The Usher Hall was packed on Sunday night, and there was a real sense of expectation in the air. This was, after all, a performance of Mahler’s Second Symphony, the ‘Resurrection’, which depicts everything from birth to death and rebirth, and seemingly everything in between, in a monumental, 90-minute piece bringing together a huge orchestra, choir, organ and two solo singers. By the end, it feels more like a mini-opera than a symphony, and the emotional range is huge, from bleak despair in the funereal first movement to ecstatic elation in the closing moments.
Focus of attention, though, was conductor Donald Runnicles, who seemed entirely in his element in this grand, extravagant music. His first movement was hard-driven and unrelenting, at times overwhelming, but he also had a keen ear for the telling details in Mahler’s rich orchestration. The towering, dissonant chords that herald the return of the opening music were shattering, but likewise he brought tenderness to the movement’s glowing second theme.
It was in the symphony’s middle movements, however, that the spell was somewhat broken, with a strangely subdued second movement, and a rather tame third movement that fell slightly short on obsessive energy and was far too well behaved. The hymn-like Urlicht fourth movement, given a sublimely rich yet clear reading by mezzo-soprano Karen Cargill, nevertheless lacked a bit of gravitas.

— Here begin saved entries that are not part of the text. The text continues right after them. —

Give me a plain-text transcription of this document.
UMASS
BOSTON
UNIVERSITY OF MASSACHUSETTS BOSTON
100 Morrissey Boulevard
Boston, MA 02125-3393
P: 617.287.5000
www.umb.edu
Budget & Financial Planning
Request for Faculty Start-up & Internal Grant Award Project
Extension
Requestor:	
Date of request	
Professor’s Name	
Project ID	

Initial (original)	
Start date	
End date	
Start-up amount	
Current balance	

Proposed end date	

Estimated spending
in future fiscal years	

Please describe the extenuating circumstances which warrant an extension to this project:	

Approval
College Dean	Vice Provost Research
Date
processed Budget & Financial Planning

The hair-raising shriek of despair that opens the final movement showed that things were back on track, though, and despite some surprisingly shaky offstage brass, Runnicles brought things to an overwhelming conclusion as chiming gongs and bells joined the choir, orchestra, organ and soloists to depict the soul’s rebirth. The strings of the BBC Scottish Symphony Orchestra glowed throughout, there were vivid solos from the woodwind and brass, and the Edinburgh Festival Chorus, impressively singing from memory, made a glorious sound.